Pada 22 Februari 2017, Sekretaris Daerah Kabupaten Bogor bertemu dengan pimpinan gereja di Parung Panjang. Namun, lagi-lagi para pihak tidak mencapai mufakat.
Sekda pun memerintahkan tim Satuan Kerja Perangkat Daerah (SKPD) untuk meninjau rumah yang dijadikan gereja sekaligus melihat kemungkinan tata ruang jika akan dibangun rumah ibadah.
Kemudian pada selasa 7 Maret 2017, keluarlah berita acara rapat penetapan status quo dari Pemerintah Kabupaten Bogor tanpa ada persetujuan dari pimpinan tiga gereja di Parung Panjang.
Musyawarah Pimpinan Kecamatan (Muspika) Parung Panjang Edi Mulyadi bersama Kepala Kepolisian Sektor Parung Panjang Komisaris Polisi Lusi Saptiningsih, perwakilan Majelis Ulama Indonesia (MUI) dan Kantor Urusan Agama (KUA) menyosialisasikan penetapan status quo, Kamis (9/3/2017) lalu.
Penetapan status quo dari Pemkab Bogor menimbulkan tanda tanya di kalangan umat.

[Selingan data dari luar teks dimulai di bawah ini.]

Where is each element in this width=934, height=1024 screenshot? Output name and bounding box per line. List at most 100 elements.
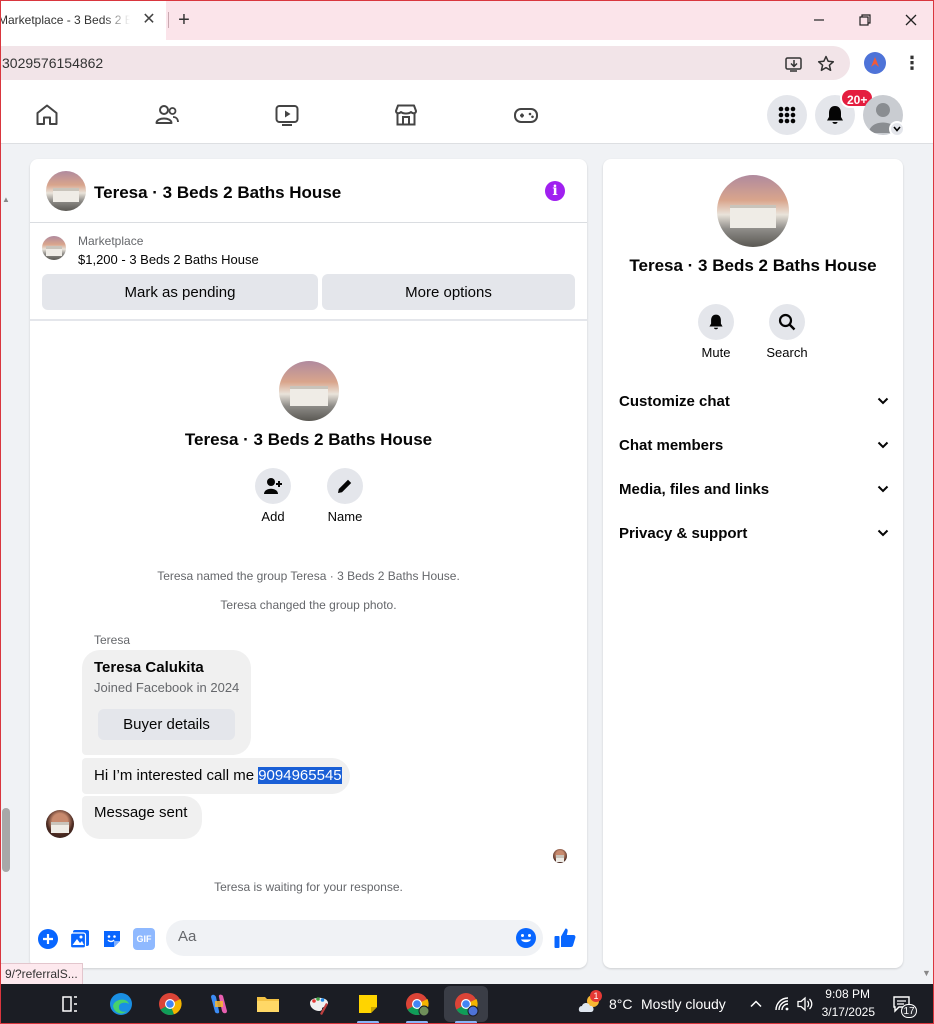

Pasalnya, Gereja Kristen Methodist sudah berdiri sejak tahun 1998 dan memiliki izin beribadah dari Kementerian Agama.
Setiap dua tahun, pihak majelis gereja selalu mengurus Surat Keterangan Tanda Lapor ke Kantor Wilayah Kementerian Agama Provinsi Jawa Barat.
Surat tersebut menyatakan umat Kristen Methodist memiliki hak untuk beribadah.
Menurut Abdi, sejak umat Kristen menggunakan rumah sebagai tempat ibadah pada 1998, warga tidak pernah menyampaikan protes.
Interaksi antara umat-beragama di Griya Parung Panjang terjalin cukup baik. Seluruh jemaat gereja yang berjumlah 160 orang tidak pernah terlibat perseteruan dengan umat agama lain.
"Kami akan tetap beribadah karena sampai saat ini tidak ada solusi. Kami beribadah hanya satu minggu sekali. Waktu ibadah pun tidak sampai dua jam, tidak sampai malam hari," ucap Abdi.
Oleh sebab itu, Abdi mempertanyakan penetapan status quo yang diputuskan tanpa melibatkan pihak gereja. Ia berharap pemerintah mencabut penetapan status quo itu.